サラリーマンの副業と就業規則
副業と法律の関係は
サラリーマンの方が副業を考えるにあたっては、少し法的な知識を頭に入れておく必要があるでしょう。
まず、公務員の場合は、国家公務員法や地方公務員法で禁止されているため、原則として副業を行うことはできません(例外規定もありますが)。
バレた場合は…言うまでもありませんね。
しかし、民間企業の従業員については、副業を禁じる法律はありません。
労働基準法にも副業・アルバイトに関して会社・雇用者が規制できるという内容の記載はありません。
むしろ、仕事が終わってからの時間の過ごし方について制限を加えることは憲法に記された「就業の自由」に反しているという考え方が一般的です。
しかし、会社によっては就業規則で副業を禁じているところもあります。あなたが副業で収入を得ようと考えるなら、まずは就業規則のチェックを行なって下さい。
問題は、あなたの会社の就業規則が副業を禁じている場合、就業の自由を謳う憲法とどちらが有効なのか、ということです。
原則的には、就業規則よりも法律の方が強い拘束力を持ちます。
近年の裁判では「就業規則で副業が禁止されている場合であっても、本業に支障が出ない範囲ならば懲戒処分の対象ではない」との判例も出ています。
しかし、だからと言って、あなたがその会社で働く以上は「ローカル・ルール」である就業規則をあからさまに無視したり、法律や判例を持ちだして会社と闘うようなことは得策ではありません。
社内での立場を悪くしたり懲罰を受けたりすることがないように、少なくとも独立も考えるほど大きく稼ぐようになるまでは、可能な限り「こっそりと」行うのが賢明です。
副業をする上で必要な配慮とは?
副業をするにあたって配慮すべきことは、会社がなぜ副業を禁じようとするのかを考えればわかります。
本業に響かないようにする
会社が副業を禁じる理由の1つは、勤務時間中に副業を行ったり、あるいは勤務時間外の副業で疲労が蓄積することによって、会社の業務に差し障る可能性があるからです。
本業さえしっかりこなしていれば、会社に直接的な損害はありませんし、万一露呈してしまっても、大きな問題にならずに済む可能性が高いでしょう。
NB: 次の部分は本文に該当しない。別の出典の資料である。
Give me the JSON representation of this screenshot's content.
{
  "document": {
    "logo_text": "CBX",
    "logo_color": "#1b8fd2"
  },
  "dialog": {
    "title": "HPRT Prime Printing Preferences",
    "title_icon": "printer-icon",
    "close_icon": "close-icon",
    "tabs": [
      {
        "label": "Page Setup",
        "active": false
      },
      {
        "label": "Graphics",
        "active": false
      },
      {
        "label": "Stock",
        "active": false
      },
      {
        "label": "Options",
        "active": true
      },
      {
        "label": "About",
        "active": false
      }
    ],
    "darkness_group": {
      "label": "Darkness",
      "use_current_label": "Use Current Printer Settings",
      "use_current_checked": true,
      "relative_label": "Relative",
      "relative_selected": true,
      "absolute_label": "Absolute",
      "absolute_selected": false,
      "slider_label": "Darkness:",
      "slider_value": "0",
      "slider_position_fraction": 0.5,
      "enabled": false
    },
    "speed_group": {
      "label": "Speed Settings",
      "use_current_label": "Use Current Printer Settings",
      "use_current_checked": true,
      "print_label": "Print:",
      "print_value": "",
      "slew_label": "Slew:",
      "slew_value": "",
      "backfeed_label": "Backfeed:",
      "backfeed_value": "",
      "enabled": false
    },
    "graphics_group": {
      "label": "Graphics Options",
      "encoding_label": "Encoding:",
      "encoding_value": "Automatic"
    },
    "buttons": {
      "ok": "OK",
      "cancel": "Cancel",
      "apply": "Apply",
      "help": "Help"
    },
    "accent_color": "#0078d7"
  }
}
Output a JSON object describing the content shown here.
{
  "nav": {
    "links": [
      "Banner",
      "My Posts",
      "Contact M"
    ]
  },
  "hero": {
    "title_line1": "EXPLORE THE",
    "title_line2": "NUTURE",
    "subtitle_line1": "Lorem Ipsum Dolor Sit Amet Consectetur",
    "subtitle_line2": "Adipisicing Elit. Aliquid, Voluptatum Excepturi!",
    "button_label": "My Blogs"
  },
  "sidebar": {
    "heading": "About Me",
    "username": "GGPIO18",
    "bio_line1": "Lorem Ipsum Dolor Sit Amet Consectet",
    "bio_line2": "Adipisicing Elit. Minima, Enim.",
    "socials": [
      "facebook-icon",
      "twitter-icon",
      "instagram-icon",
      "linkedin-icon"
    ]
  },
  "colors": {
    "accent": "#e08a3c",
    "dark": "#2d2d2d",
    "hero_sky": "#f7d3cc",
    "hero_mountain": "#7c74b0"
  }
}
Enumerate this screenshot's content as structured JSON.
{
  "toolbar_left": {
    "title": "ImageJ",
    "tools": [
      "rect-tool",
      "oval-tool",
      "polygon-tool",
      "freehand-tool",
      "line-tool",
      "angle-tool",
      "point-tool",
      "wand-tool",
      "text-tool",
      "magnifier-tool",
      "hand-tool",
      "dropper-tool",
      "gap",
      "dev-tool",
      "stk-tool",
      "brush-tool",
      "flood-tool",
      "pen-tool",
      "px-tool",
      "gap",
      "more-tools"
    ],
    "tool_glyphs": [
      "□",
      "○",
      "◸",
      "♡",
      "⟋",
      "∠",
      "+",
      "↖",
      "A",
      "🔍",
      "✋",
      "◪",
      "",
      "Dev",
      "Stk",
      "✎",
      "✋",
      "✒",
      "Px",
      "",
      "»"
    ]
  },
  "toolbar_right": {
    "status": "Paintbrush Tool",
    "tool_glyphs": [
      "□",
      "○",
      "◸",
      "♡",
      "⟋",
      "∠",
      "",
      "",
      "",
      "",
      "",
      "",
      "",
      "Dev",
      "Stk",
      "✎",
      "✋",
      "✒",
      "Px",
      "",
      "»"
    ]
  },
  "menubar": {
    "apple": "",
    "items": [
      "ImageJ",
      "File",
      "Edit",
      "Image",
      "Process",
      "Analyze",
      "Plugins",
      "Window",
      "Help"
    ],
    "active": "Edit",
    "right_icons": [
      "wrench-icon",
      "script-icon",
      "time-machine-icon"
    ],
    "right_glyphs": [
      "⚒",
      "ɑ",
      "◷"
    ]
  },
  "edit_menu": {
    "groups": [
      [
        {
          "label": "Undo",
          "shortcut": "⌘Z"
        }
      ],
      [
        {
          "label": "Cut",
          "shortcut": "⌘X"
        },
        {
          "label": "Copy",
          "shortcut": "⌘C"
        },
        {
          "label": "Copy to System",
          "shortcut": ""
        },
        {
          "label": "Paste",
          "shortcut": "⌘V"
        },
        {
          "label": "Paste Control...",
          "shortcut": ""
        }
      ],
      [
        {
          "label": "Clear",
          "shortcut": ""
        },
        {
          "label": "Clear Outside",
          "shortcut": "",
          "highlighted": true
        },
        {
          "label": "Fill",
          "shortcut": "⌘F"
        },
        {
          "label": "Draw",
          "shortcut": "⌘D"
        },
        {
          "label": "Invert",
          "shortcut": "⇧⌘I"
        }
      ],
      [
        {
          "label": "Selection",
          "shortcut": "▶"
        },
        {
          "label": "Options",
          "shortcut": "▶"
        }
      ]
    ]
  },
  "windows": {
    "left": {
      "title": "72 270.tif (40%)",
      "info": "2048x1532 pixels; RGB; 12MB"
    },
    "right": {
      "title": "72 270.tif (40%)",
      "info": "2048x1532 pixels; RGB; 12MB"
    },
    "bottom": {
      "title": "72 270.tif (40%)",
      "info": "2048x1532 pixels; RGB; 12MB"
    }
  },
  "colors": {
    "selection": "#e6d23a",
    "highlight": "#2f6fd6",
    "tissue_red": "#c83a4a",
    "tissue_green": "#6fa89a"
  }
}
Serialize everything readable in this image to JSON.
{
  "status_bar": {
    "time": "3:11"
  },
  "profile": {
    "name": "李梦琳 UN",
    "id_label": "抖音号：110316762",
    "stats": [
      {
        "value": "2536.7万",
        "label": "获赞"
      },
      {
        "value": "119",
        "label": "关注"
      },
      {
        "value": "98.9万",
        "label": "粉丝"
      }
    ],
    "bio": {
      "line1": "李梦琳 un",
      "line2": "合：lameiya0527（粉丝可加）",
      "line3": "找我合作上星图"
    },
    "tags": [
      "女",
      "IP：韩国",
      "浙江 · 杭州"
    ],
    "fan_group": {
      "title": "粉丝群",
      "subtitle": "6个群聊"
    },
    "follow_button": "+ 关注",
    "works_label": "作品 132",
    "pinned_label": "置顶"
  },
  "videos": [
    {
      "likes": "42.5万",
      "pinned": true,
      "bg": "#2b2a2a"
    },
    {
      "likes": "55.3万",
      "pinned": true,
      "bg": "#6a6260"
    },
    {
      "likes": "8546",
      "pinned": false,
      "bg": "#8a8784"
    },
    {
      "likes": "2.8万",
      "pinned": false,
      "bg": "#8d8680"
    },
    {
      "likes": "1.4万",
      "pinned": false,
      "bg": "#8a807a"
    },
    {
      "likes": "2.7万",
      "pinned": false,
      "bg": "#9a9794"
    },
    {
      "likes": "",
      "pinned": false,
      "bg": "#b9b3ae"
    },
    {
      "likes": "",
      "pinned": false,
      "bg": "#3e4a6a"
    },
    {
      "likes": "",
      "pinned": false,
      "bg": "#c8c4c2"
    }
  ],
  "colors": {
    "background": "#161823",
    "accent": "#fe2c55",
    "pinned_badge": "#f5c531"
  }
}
会社で働いている間は本業に差し支えない範囲で副業に励むべきです。
会社になくてはならない存在になる
上の留意点とも重なることですが、副業のリスクを抑えるために大事なことは、
「もしバレても問題にならない状況を作っておく」
ということです。
あなたが仕事をがんばり、職場にいなくては仕事が回らないほどの存在になっていれば、多少の副業が露呈しても会社があなたに厳しい処分を行う可能性は低くなります。
もしあなたが会社を辞めるようなことにでもなれば、困るのは会社の方だからです。
会社の利益を損なう副業はしない
たとえば、会社が販売しているのと同じような商品を自分で作成して副業で販売すれば、その分だけ会社の利益を損ねる可能性があります。
自社の利益を生み出してもらうために給料を払って雇っているのですから、会社の利益を損なうような副業をしていることがわかったら、タダでは済みません。
会社と利益が相反する可能性があるような副業には、はじめから手を着けるべきではありません。
その他にも、副業が露呈するリスクを抑えるために「匿名でのネットビジネス」を行うことも1つの方法です。
それでも会社に義理立てるべきか
就業規則を破って副業をすることにはリスクがありますので、あなたの自己判断・自己責任で行なって頂くしかありません。
しかし、会社が定年までの生活を、そして国が老後の生活を保証してくれる時代は終わりました。
そもそも副業を必要とする状況を生み出している一因は、会社や社会にもあるのです。
一方的に設けられたルールから一歩を踏み出して自分で身を守るしたたかさも必要な時代なのではないでしょうか。